Johnson & Johnson settles US hip replacement cases

A lawyer representing Irish people affected by flawed hip implants has welcomed the settlement of the first compensation cases taken in the US.

Earlier this month Johnson & Johnson, agreed to pay $600,000 (€479,692) in settlement of three cases due to go to court in Nevada in December.

The US multinational’s DePuy unit recalled 93,000 ASR hips worldwide in 2010, saying that 12% of the devices failed within five years.

At least 3,500 patients in Ireland received the faulty devices and the first of a series of compensation cases could be heard in the High Court next year.

Co Kildare-based solicitor Liam Moloney, who represents just under 100 Irish people affected by the health scandal, said that while the US settlements did not set a precedent in Ireland, it was an indication that Johnson & Johnson was not going to fight liability.

The three people whose cases were settled in the US had claimed they experienced pain and other side effects. Each of them received $200,000 in settlement of their action.

Business experts in the US reported that Johnson & Johnson was able to negotiate settlements at the low end of what they should have expected to pay, with future settlements ranging between $200,000 to $500,000.

Many patients have claimed that the metal-on-metal hip replacement systems caused significant pain, and shed dangerous amounts of chromium and cobalt into their bloodstream, which caused serious health problems.

Johnson & Johnson disclosed in Jan 2010 that it had set aside $800m to cover legal issues associated with the DePuy ASR hip implant.

Mr Moloney said that all of his cases were lodged in the High Court. In some of the cases, there were elements of medical negligence as well as product liability.

Mr Moloney said that, in some cases, patients had received two DePuy implants before the recall was announced.
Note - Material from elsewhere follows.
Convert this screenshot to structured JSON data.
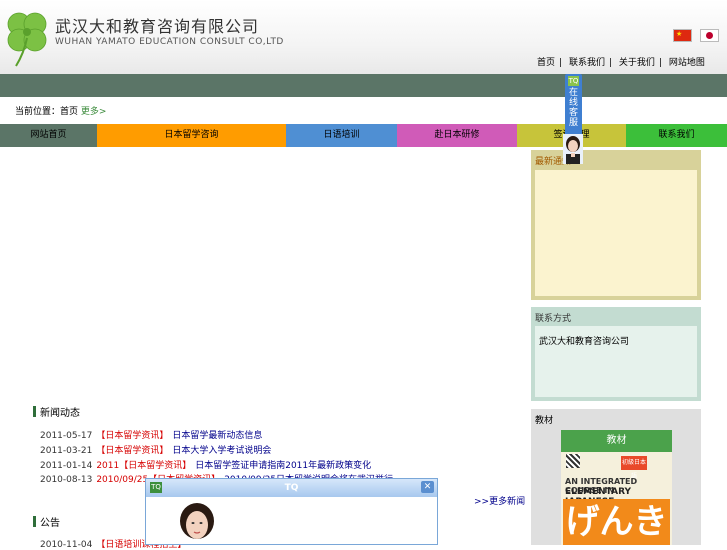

Mr Moloney said Johnson & Johnson had shown in the manner in which it was dealing with lawsuits in the US that it wanted to settle the cases as quickly as possible.

Mr Moloney said there was no indication by Johnson & Johnson that it was going to settle Irish cases being taken.

However, there had been no admission of liability.

“If they are starting to settle the cases in America, we would be hopeful that a similar attitude would be adopted by them in due course in Ireland,” he said.